I tried YouTube TV - here's what I found
YouTubeTV is the latest entry into the streaming TV field. I’ve been an early adopter here; I signed up for Sling on day one (ESPN streaming? Finally!) and moved to Hulu Live TV last fall to get access to the Big Ten Network as well. YouTubeTV rolled out in my area last fall, but I held off trying it until they had applications that supported the devices I have at home. Google had promised apps for Apple TV and Roku, and it took them a while but they finally rolled out a few weeks ago, so this week I signed up for the one week free trial.
The Good
- Roku, Apple TV, and iOS apps are good
- Video streams load smoothly, don’t often buffer
- YouTubeTV includes streams of local TV channels, which is awesome since a couple of our local channels have weak over-the-air signals
- very intuitive live TV guide grid (this is notably missing from Hulu)
- Cloud DVR function is intuitive and feels like you’d expect a DVR to behave (mostly. we’ll get to that)
- Cost is similar to Hulu and Sling
This is all good stuff. No real complaints here.
The Bad
- Cloud DVR doesn’t seem to differentiate between new episodes and re-runs. This is such an obvious oversight I can’t really believe they shipped it this way. If I’m interested in The Big Bang Theory, I want to record and watch the new episodes, but not the re-runs that are in syndication. YouTubeTV DVR doesn’t have a way to say “new episodes only”. That’s pretty much a dealbreaker.
- No Food Network or HGTV. Apparently Google doesn’t have a contract with Scripps yet for those channels. For my family, that’s a dealbreaker.

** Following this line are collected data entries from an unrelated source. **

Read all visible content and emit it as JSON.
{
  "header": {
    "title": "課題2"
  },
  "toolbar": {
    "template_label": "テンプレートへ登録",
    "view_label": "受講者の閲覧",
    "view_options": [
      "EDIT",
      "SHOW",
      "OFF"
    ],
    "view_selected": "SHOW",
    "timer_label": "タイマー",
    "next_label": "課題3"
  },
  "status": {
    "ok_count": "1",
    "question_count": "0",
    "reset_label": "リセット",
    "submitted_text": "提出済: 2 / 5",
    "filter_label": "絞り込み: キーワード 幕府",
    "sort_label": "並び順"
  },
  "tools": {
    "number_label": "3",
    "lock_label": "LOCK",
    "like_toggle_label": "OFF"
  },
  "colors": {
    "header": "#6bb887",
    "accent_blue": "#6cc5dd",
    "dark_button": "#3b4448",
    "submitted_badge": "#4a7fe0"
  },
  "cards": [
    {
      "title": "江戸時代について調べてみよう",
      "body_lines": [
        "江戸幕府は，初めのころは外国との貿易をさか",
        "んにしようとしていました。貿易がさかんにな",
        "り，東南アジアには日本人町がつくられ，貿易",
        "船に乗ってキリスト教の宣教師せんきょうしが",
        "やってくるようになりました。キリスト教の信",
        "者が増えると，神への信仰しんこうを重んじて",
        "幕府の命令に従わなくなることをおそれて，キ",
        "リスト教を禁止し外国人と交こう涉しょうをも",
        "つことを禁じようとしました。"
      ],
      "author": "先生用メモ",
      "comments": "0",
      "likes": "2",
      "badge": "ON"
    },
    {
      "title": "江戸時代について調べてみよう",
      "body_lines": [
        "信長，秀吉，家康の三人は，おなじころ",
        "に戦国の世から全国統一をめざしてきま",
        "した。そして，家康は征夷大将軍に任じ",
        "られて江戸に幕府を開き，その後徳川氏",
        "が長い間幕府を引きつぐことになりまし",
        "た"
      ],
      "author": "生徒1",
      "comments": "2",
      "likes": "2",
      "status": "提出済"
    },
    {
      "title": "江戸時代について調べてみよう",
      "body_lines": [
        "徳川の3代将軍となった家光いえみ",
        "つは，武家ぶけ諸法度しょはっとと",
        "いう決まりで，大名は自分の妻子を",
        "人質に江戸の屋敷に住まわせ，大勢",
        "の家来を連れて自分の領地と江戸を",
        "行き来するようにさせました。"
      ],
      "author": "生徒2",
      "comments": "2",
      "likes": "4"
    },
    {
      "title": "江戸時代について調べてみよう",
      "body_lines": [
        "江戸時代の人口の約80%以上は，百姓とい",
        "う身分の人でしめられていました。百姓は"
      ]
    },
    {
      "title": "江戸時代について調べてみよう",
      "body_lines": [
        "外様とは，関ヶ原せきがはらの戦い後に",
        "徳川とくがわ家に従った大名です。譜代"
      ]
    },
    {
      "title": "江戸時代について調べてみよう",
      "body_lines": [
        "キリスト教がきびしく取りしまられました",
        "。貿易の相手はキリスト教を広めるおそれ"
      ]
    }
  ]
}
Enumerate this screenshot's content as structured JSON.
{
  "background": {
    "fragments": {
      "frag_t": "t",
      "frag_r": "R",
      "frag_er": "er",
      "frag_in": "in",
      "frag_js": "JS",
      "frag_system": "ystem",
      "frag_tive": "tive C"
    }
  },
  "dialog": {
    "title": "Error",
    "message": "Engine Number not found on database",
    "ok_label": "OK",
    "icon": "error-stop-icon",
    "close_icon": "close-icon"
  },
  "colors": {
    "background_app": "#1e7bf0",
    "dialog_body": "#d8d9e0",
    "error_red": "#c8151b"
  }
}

I only have a couple things listed here, but they’re biggies. I assume Google is working to fix those, but until they are corrected, YouTubeTV is really a non-starter for me.
Conclusion
For the moment I’m sticking with Hulu Live. Their stream quality has been good, they have all the channels we want, and the DVR-type function is sufficient. They have promised that they have a major app update coming that’ll help navigate the live TV. If they implement a grid-type guide system and keep or improve their DVR function, they’re the right choice for me right now. But YouTubeTV is close enough that with a few improvements they could jump up to the top of the list.